Recall that to have a split map on $V$ means that we have a decomposition $V \cong V \oplus V$ with a non-degeneracy property. This implies that one of the induced maps $V \to V$, called the splitting map, has no eigenvectors.

Let $S^{+} \colon V \to V$ be a splitting map and let $S^{-}$ be the remainder. Then the map $H \colon [0,1] \colon V \to V$ given by $H(t,v) = H_{t}(v) = (1 - t) v + t S^{+} v$ is a homotopy between the identity on $V$ and $S^{+}$.

At $t = 0$, $H_{t} = I$ which is an inclusion. For $t \ne 0$ then if $H_{t}(v) = 0$ we have that $S^{+} v = t^{-1}(1 - t) v$ whence $v$ is an eigenvector of $S^{+}$. But the assumption that $S^{+}$ is a splitting map includes the property that it has no eigenvectors, and thus $H_{t}$ is an inclusion for all $t$. Moreover, $H_{t}$ is an embedding for all $t$ since $I = H_{t} + t S^{-} v$.
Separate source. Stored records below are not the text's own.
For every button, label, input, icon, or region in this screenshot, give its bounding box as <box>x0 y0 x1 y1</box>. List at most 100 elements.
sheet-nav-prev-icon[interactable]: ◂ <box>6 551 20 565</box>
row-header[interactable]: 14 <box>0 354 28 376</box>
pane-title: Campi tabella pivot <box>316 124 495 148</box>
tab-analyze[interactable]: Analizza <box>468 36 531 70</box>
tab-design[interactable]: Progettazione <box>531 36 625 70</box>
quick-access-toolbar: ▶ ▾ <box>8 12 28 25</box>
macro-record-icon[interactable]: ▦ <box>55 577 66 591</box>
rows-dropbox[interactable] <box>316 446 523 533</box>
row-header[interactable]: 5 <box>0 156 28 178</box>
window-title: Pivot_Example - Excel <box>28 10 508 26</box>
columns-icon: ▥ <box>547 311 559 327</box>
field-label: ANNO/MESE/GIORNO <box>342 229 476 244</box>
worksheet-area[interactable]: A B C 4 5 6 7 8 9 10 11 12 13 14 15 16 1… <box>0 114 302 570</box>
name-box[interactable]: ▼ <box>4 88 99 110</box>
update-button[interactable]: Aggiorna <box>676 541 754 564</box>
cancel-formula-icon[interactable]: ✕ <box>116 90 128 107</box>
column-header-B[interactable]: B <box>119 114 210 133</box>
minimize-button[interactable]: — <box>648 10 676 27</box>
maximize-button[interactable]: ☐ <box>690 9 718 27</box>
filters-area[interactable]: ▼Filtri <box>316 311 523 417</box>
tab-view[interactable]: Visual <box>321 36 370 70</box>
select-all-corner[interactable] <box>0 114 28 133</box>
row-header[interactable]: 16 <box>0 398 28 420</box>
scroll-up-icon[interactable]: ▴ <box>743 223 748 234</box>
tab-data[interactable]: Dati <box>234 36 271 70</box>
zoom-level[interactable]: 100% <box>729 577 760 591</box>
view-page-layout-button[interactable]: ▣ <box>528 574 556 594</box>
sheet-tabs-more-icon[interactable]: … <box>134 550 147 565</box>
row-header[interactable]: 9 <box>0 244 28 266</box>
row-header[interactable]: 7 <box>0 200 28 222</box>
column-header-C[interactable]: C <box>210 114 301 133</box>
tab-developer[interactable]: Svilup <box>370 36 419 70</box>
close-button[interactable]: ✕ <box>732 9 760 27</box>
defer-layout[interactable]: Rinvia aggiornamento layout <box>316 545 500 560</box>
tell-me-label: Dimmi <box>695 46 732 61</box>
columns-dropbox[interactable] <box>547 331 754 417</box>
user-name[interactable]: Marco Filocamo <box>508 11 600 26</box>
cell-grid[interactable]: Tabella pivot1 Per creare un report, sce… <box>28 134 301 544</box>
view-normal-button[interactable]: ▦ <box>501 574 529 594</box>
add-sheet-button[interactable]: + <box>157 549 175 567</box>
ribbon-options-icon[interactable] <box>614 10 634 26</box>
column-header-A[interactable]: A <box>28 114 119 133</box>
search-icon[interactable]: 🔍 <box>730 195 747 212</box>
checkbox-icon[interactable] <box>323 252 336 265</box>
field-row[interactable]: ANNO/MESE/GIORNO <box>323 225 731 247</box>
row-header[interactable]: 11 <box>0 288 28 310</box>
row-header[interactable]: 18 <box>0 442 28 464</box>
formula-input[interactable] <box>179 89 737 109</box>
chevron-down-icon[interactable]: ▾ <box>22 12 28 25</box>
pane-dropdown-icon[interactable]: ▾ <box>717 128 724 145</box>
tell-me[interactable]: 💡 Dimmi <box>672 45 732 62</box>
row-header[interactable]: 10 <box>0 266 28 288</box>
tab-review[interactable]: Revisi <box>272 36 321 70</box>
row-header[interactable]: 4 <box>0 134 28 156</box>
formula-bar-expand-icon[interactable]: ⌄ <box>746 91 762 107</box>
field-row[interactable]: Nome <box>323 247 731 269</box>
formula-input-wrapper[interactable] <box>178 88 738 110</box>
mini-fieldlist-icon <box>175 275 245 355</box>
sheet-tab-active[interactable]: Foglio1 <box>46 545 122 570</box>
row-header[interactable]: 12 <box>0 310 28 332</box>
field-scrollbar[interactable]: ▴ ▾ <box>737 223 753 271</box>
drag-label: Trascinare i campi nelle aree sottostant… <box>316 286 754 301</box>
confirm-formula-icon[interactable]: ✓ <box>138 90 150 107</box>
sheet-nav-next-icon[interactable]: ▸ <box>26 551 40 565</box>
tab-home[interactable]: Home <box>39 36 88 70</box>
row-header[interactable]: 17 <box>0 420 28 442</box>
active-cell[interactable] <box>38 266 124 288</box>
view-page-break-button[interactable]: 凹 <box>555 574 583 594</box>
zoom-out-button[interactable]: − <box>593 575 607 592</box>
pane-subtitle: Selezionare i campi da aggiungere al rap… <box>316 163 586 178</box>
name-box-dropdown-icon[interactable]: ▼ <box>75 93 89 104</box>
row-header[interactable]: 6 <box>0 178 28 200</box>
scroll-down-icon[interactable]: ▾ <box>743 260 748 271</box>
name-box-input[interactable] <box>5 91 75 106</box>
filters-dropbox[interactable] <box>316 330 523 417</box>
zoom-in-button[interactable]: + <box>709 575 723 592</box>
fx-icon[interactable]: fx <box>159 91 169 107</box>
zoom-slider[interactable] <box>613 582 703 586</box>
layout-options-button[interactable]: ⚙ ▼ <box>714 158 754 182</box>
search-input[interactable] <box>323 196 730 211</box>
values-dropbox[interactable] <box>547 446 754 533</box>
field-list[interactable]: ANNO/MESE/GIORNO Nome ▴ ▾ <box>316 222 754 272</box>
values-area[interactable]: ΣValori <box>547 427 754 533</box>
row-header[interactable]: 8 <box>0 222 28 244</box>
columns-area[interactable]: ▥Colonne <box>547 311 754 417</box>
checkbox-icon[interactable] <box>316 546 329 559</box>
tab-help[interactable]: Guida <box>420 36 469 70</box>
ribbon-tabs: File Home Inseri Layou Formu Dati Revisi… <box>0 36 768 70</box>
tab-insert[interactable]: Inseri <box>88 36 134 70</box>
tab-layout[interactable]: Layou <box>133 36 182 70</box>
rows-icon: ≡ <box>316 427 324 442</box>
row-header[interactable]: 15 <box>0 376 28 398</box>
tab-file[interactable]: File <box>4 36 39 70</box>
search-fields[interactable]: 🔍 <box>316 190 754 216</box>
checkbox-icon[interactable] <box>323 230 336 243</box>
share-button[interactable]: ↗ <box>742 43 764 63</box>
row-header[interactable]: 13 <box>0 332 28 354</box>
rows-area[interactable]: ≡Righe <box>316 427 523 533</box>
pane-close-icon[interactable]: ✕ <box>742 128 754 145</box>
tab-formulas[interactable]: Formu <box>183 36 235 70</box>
Hence we can apply $H_{t}$ to $\Emb(M,V)$ to obtain a homotopy between the identity on $\Emb(M,V)$ and the inclusion of $\Emb(M,V)$ in itself as the subspace of all embeddings that lie in the even subspace.

Now we pick some embedding $\psi _{0} \colon M \to V$ which, by applying $S^{-}$ if necessary, we assume to exist in the image of $S^{-}$. We define a homotopy $G_{t}$ on the embedding space by $G_{t}(\psi ) = t \psi _{0} + (1 - t) \psi$, using the additive structure in $V$. That this passes through the space of embeddings is clear since for $t \ne 1$ we can recover the embedding $\psi _{0}$ by composing with $S^{-}$. Combining $H_{t}$ and $G_{t}$ as homotopies leads to the desired contraction of the embedding space.